Thursday 6 March 2014

Australian parents shocked as son caged in Egypt

Australian parents shocked as son caged in Egypt
Australian journalist Peter Greste of Al-Jazeera looks on standing inside the defendants cage during his trial for allegedly supporting the Muslim Brotherhood at Cairo's Tora prison on March 5, 2014
Brisbane:  The parents of an Australian journalist jailed in Egypt said on Thursday that they were haunted and depressed by images of their son caged in a Cairo courtroom.

Peter Greste is one of three Al-Jazeera English journalists who appeared in a Cairo court on Wednesday along with 17 other defendants on charges of joining and aiding a terrorist group and endangering national security.

Greste appeared with other defendants in a cage dock, wearing a white prison uniform.

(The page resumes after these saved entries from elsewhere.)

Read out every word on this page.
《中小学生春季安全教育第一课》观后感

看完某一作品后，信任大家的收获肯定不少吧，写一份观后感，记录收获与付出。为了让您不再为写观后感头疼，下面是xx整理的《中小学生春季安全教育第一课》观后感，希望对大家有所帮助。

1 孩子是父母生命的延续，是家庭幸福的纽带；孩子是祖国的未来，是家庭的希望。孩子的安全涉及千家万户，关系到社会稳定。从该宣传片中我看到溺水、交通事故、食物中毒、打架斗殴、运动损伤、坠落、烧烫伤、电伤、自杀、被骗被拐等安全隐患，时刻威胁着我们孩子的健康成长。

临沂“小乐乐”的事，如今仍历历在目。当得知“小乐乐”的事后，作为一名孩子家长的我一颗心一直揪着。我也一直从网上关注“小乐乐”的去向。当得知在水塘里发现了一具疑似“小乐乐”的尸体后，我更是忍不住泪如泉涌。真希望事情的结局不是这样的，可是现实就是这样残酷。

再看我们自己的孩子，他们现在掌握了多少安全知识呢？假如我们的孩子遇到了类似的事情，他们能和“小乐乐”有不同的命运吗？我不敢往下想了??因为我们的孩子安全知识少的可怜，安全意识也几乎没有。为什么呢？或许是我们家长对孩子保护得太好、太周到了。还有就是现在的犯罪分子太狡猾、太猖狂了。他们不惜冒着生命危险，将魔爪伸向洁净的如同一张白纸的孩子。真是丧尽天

His parents Juris and Lois Greste, who saw their son on TV and other media, told reporters in their hometown of Brisbane that while the public support in the campaign to free their son had lifted their spirits, they were horrified by the images from his court appearance.

"We cannot help being haunted and depressed by the public images of Peter and his journalist colleagues inside the court handcuffed and caged," Juris Greste said.

"It certainly shocked me," he said. "It absolutely rocked me to see him in the cage."

The father also described the harsh conditions within his son's prison cell, which he shares with the two other Al-Jazeera journalists for 23 hours a day.

The father said they had no privacy and most food that reached them was cold.

Authorities accuse Al-Jazeera of being a platform for ousted Islamist President Mohammed Morsi's supporters and his Muslim Brotherhood group. The network denies that, saying its journalists were only doing their jobs.